さんざん匂いの馴染んだ空気さえ、山吹色に見えそうでもある。
ボクは指をぺろぺろしながら、おとが八朔を食べるのを見つめていた。赤い唇に吸い込まれる山吹色の果実。
「うまいか」
「うまい。音がしゃくしゃく言う」
「言わんよ」
「言うさ」
おとはずっと同じペースで食べ続け、ボウルはあっというまに空になった。
底に、黄色い絵の具を洗ったような色の水がたまっている。
ボクはボウルを掴むと八朔のにおいがむわりとたつその水を飲み干した。
おともぺろりと指を舐めて、眉間にしわを寄せて笑った。
「お前、俺のいってることわかってないだろ?」
「怒ってんの?」
「いや。お前の剥く八朔は誰よりもうまい。もう少しうまくなるといいけど」
そう言っておとはちらと薄皮の残骸を見た。
白いビニールみたいな薄皮に、山吹色の実がぎちぎちとくっついたままのものが大半だった。

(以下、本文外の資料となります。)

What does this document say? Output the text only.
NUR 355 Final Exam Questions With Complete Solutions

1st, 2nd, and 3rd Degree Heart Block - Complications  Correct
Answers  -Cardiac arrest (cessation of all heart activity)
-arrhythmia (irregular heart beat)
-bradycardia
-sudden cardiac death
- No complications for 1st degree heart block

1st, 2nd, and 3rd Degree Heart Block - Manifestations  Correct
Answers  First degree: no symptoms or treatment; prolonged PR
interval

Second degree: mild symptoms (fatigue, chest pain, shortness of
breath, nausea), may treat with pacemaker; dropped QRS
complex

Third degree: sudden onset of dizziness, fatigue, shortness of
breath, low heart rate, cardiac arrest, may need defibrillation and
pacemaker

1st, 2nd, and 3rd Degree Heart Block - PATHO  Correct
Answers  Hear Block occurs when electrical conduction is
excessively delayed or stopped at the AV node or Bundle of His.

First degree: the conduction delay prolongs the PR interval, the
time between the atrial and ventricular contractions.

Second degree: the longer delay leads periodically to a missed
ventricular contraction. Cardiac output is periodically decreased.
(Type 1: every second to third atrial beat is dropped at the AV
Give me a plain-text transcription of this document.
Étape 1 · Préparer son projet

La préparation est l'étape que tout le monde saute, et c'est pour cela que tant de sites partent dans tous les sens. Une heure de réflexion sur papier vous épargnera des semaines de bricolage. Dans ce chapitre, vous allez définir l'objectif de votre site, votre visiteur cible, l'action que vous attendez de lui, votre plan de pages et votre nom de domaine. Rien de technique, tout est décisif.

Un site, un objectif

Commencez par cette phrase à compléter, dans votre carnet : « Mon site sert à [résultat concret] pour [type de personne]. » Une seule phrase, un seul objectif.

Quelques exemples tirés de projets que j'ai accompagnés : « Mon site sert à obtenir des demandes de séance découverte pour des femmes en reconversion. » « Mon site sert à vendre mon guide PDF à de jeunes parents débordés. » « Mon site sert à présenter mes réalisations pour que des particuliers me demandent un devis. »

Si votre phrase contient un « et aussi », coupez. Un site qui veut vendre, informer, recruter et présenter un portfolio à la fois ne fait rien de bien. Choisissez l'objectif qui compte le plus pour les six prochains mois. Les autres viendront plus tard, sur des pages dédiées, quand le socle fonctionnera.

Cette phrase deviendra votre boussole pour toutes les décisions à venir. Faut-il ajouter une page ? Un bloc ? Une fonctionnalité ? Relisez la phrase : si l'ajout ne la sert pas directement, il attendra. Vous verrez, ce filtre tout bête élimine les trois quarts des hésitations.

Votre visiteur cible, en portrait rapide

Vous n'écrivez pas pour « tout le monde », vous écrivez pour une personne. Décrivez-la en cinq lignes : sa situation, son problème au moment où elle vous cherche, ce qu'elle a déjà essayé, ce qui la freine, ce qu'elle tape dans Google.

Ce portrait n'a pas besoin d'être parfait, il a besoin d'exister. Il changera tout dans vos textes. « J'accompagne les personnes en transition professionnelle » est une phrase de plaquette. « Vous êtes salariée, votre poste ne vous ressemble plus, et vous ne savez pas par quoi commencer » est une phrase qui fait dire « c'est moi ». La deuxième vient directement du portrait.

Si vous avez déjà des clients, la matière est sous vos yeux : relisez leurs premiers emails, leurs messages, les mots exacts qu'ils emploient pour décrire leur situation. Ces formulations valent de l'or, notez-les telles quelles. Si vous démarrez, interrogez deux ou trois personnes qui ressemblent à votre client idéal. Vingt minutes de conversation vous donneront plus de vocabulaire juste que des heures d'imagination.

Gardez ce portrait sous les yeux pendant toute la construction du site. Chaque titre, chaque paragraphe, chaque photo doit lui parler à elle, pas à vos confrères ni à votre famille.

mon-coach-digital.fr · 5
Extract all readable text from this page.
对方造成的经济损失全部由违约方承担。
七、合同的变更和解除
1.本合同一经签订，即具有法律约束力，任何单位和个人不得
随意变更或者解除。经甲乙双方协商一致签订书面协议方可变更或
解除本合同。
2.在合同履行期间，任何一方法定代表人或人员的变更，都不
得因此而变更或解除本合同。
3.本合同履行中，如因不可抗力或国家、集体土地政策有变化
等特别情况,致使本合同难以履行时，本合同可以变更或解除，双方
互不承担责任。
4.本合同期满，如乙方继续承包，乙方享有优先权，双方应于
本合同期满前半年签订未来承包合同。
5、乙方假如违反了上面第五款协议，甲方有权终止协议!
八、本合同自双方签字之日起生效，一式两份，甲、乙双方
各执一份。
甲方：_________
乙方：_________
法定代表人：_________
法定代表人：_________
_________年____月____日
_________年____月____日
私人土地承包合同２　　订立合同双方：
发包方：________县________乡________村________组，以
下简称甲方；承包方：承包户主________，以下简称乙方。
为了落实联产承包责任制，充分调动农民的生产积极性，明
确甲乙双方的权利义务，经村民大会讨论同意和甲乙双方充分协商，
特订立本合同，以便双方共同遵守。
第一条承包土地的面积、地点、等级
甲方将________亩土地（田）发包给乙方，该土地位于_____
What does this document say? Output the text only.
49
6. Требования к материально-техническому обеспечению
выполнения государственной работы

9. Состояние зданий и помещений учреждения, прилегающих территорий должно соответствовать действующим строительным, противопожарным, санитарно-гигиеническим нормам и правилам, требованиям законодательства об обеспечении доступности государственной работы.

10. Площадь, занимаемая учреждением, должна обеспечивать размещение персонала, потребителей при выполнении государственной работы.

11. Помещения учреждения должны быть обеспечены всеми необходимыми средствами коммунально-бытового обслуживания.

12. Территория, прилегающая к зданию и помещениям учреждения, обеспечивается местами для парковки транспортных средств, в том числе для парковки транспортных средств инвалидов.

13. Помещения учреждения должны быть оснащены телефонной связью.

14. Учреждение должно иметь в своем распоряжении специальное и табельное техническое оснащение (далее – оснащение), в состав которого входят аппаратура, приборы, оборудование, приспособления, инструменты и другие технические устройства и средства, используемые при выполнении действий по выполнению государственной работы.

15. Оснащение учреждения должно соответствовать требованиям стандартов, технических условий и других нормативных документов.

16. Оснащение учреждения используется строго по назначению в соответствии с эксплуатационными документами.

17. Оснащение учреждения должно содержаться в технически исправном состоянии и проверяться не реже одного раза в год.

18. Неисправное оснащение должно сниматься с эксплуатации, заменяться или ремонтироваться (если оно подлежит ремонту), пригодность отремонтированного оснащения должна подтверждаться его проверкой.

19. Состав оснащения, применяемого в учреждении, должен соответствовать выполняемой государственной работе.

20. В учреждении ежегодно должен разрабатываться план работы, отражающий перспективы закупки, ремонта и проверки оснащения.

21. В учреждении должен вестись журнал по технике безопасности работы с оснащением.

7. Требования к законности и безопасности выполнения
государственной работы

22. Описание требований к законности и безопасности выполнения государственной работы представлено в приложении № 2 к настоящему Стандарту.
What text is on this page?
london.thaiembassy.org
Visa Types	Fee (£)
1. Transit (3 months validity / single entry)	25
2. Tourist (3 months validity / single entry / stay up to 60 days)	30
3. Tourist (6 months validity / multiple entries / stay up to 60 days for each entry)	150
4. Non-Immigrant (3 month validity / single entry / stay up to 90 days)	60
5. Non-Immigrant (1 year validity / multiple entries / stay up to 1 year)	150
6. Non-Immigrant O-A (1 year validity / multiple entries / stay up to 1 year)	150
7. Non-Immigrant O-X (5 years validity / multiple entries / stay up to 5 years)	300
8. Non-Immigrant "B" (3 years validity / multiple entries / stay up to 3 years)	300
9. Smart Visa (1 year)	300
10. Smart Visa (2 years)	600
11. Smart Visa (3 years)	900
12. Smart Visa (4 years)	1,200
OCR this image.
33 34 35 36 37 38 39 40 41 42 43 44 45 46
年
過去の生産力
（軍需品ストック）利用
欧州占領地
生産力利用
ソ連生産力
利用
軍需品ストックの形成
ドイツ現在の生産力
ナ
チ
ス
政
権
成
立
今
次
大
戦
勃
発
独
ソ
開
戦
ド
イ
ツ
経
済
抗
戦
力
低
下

「迷いのない人の剥く八朔はうまい。お前はいつも、やさしく心臓を踏む」
おとは笑う。ボクはそうかな、と言って薄皮についた山吹色の子供たちを歯でこそげとっていた。

おとが帰り、ボクの部屋はボク一人になった。
耳を澄ましながら、おとの気持ちを考える。
いつも沈鬱そうに見える彼だが、話してみると存外元気そうにしている。
彼が話す悩みだってボクにとってはさして気にすることでもないことばかりだ。
でも、おとにとって悩むことが人生なら、おとにとって苦しむことが人生なら、ボクは彼の人生を知らなくては、と思う。
ボクは彼の話を聞くだけ。答えは彼が出す。だけど、おとがボクにやさしさを求めるならいつだって八朔を剥いてやる。
ビニル袋に入れて封をしていたのに、夜まで部屋には八朔のかおりが漂っていた。